I knew The Narrow Gate needed to be set in a small town and the small town I was most familiar with was McDonald, PA, thirteen miles outside of Pittsburgh, where my mother grew up. My memoir, Seven Thin Dimes, is a companion piece to that novel. The Leaf Queen is the only novel, although entirely fiction, that grew out of some personal experiences and allowed me to showcase the beauty of the Great Lakes and my birthplace city of Erie, PA. I think of a line in The Storyteller, where author Jodie Piccoult writes, “All writers start with a layer of truth, don’t they. If not, their stories would be nothing but spools of cotton candy, a fleeting taste wrapped around nothing but air.”

Q. When you write, do you begin with a character or do the characters evolve out of the storyline?
A. I begin with a character, sometimes two characters or more. I’ve tried to write in one point of view, but now, three novels into my writing career, I know that I’m simply a multi-POV writer! I can see the characters clearly and often even have a name rolling around in my head. Someone once told me all great novels start with a question and I usually have a question popping up around the character I’m thinking about.

Q. Twice you’ve written in both the male and female protagonists voices. Is it difficult for you to write in the voice of a male character?

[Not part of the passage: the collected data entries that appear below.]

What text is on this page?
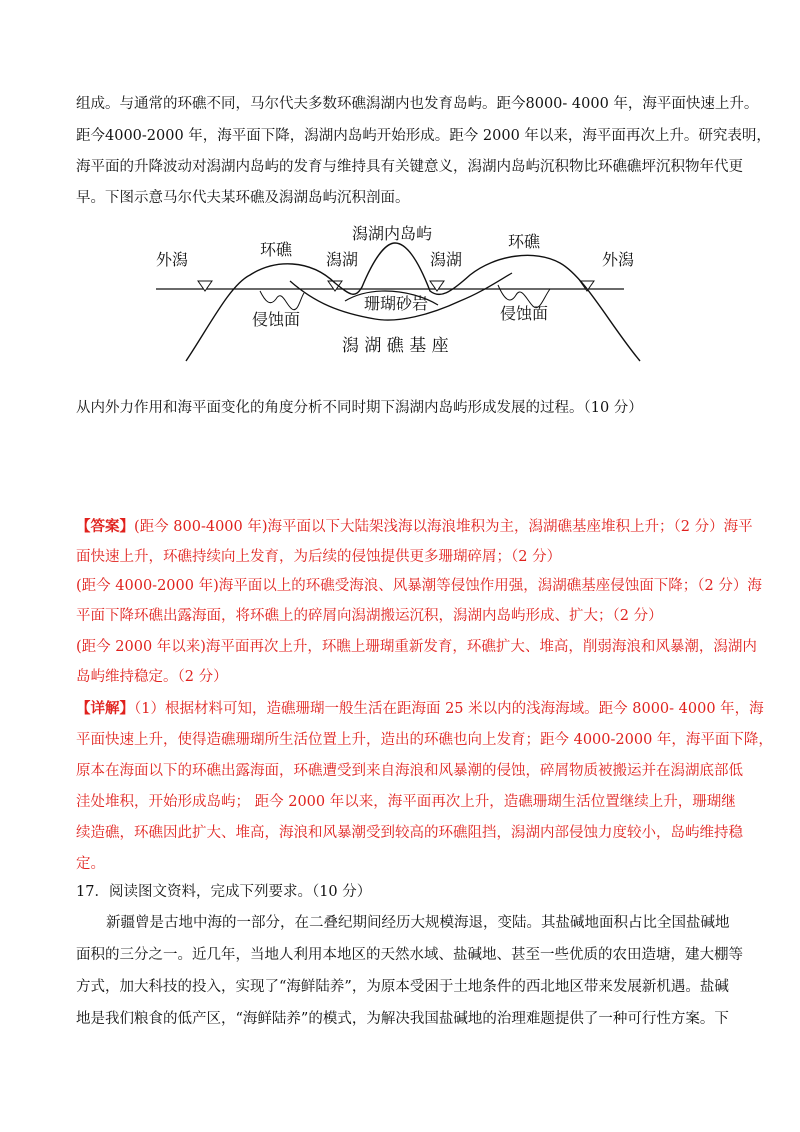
组成。与通常的环礁不同，马尔代夫多数环礁潟湖内也发育岛屿。距今8000- 4000 年，海平面快速上升。
距今4000-2000 年，海平面下降，潟湖内岛屿开始形成。距今 2000 年以来，海平面再次上升。研究表明，
海平面的升降波动对潟湖内岛屿的发育与维持具有关键意义，潟湖内岛屿沉积物比环礁礁坪沉积物年代更
早。下图示意马尔代夫某环礁及潟湖岛屿沉积剖面。
外潟
环礁
潟湖
潟湖内岛屿
潟湖
环礁
外潟
侵蚀面
珊瑚砂岩
侵蚀面
潟 湖 礁 基 座
从内外力作用和海平面变化的角度分析不同时期下潟湖内岛屿形成发展的过程。（10 分）
【答案】(距今 800-4000 年)海平面以下大陆架浅海以海浪堆积为主，潟湖礁基座堆积上升；（2 分）海平
面快速上升，环礁持续向上发育，为后续的侵蚀提供更多珊瑚碎屑；（2 分）
(距今 4000-2000 年)海平面以上的环礁受海浪、风暴潮等侵蚀作用强，潟湖礁基座侵蚀面下降；（2 分）海
平面下降环礁出露海面，将环礁上的碎屑向潟湖搬运沉积，潟湖内岛屿形成、扩大；（2 分）
(距今 2000 年以来)海平面再次上升，环瞧上珊瑚重新发育，环礁扩大、堆高，削弱海浪和风暴潮，潟湖内
岛屿维持稳定。（2 分）
【详解】（1）根据材料可知，造礁珊瑚一般生活在距海面 25 米以内的浅海海域。距今 8000- 4000 年，海
平面快速上升，使得造礁珊瑚所生活位置上升，造出的环礁也向上发育；距今 4000-2000 年，海平面下降，
原本在海面以下的环礁出露海面，环礁遭受到来自海浪和风暴潮的侵蚀，碎屑物质被搬运并在潟湖底部低
洼处堆积，开始形成岛屿； 距今 2000 年以来，海平面再次上升，造礁珊瑚生活位置继续上升，珊瑚继
续造礁，环礁因此扩大、堆高，海浪和风暴潮受到较高的环礁阻挡，潟湖内部侵蚀力度较小，岛屿维持稳
定。
17．阅读图文资料，完成下列要求。（10 分）
新疆曾是古地中海的一部分，在二叠纪期间经历大规模海退，变陆。其盐碱地面积占比全国盐碱地
面积的三分之一。近几年，当地人利用本地区的天然水域、盐碱地、甚至一些优质的农田造塘，建大棚等
方式，加大科技的投入，实现了“海鲜陆养”，为原本受困于土地条件的西北地区带来发展新机遇。盐碱
地是我们粮食的低产区，“海鲜陆养”的模式，为解决我国盐碱地的治理难题提供了一种可行性方案。下
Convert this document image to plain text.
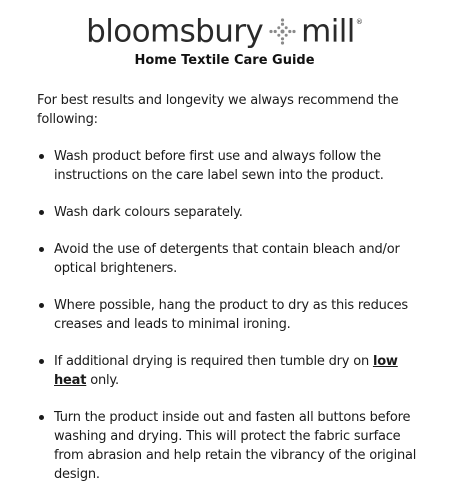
bloomsbury mill®
Home Textile Care Guide

For best results and longevity we always recommend the following:

Wash product before first use and always follow the instructions on the care label sewn into the product.
Wash dark colours separately.
Avoid the use of detergents that contain bleach and/or optical brighteners.
Where possible, hang the product to dry as this reduces creases and leads to minimal ironing.
If additional drying is required then tumble dry on low heat only.
Turn the product inside out and fasten all buttons before washing and drying. This will protect the fabric surface from abrasion and help retain the vibrancy of the original design.
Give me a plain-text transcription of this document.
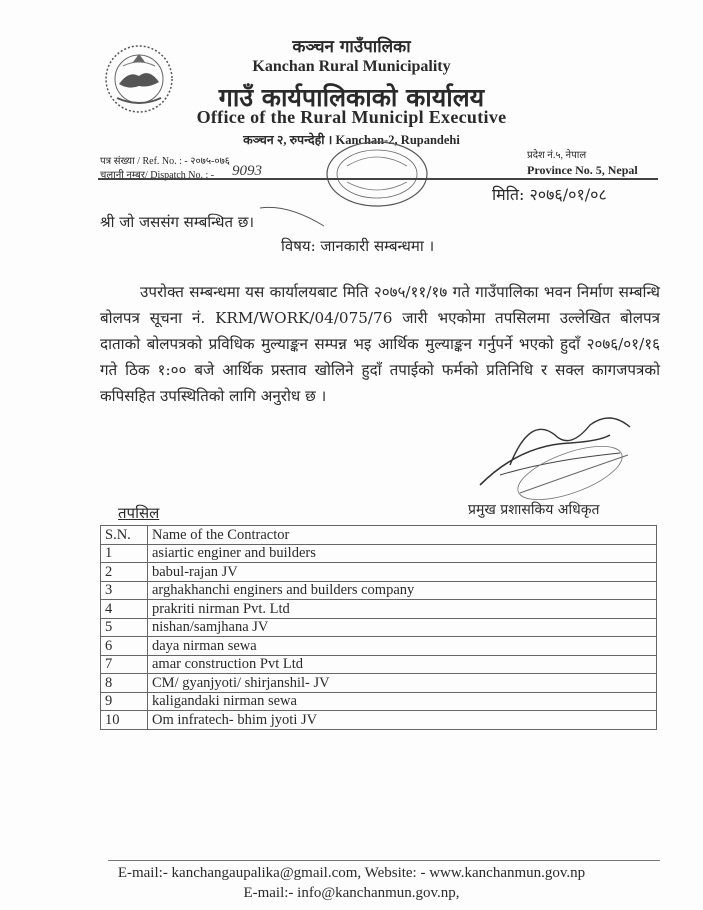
कञ्चन गाउँपालिका
Kanchan Rural Municipality
गाउँ कार्यपालिकाको कार्यालय
Office of the Rural Municipl Executive
कञ्चन २, रुपन्देही । Kanchan-2, Rupandehi
पत्र संख्या / Ref. No. : - २०७५-०७६
चलानी नम्बर/ Dispatch No. : - 9093
प्रदेश नं.५, नेपाल
Province No. 5, Nepal
मिति: २०७६/०१/०८
श्री जो जससंग सम्बन्धित छ।
विषय: जानकारी सम्बन्धमा ।
उपरोक्त सम्बन्धमा यस कार्यालयबाट मिति २०७५/११/१७ गते गाउँपालिका भवन निर्माण सम्बन्धि बोलपत्र सूचना नं. KRM/WORK/04/075/76 जारी भएकोमा तपसिलमा उल्लेखित बोलपत्र दाताको बोलपत्रको प्रविधिक मुल्याङ्कन सम्पन्न भइ आर्थिक मुल्याङ्कन गर्नुपर्ने भएको हुदाँ २०७६/०१/१६ गते ठिक १:०० बजे आर्थिक प्रस्ताव खोलिने हुदाँ तपाईको फर्मको प्रतिनिधि र सक्ल कागजपत्रको कपिसहित उपस्थितिको लागि अनुरोध छ ।
तपसिल	प्रमुख प्रशासकिय अधिकृत
S.N.	Name of the Contractor
1	asiartic enginer and builders
2	babul-rajan JV
3	arghakhanchi enginers and builders company
4	prakriti nirman Pvt. Ltd
5	nishan/samjhana JV
6	daya nirman sewa
7	amar construction Pvt Ltd
8	CM/ gyanjyoti/ shirjanshil- JV
9	kaligandaki nirman sewa
10	Om infratech- bhim jyoti JV
E-mail:- kanchangaupalika@gmail.com, Website: - www.kanchanmun.gov.np
E-mail:- info@kanchanmun.gov.np,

A. I grew up with two brothers and five male cousins, and for over ten years I’ve worked in a predominately all male environment. It isn’t difficult for me to imagine a female character in dialogue with any of the many men I know, working forward in the writing from there. I consider my writing genre to be contemporary fiction, although it could be defined as women’s fiction. I find that I can fairly easily write men and women, but I love writing women on a journey to their best selves. Somehow that underlying goal gives me an ease and better flow when writing in male or female voices in my work.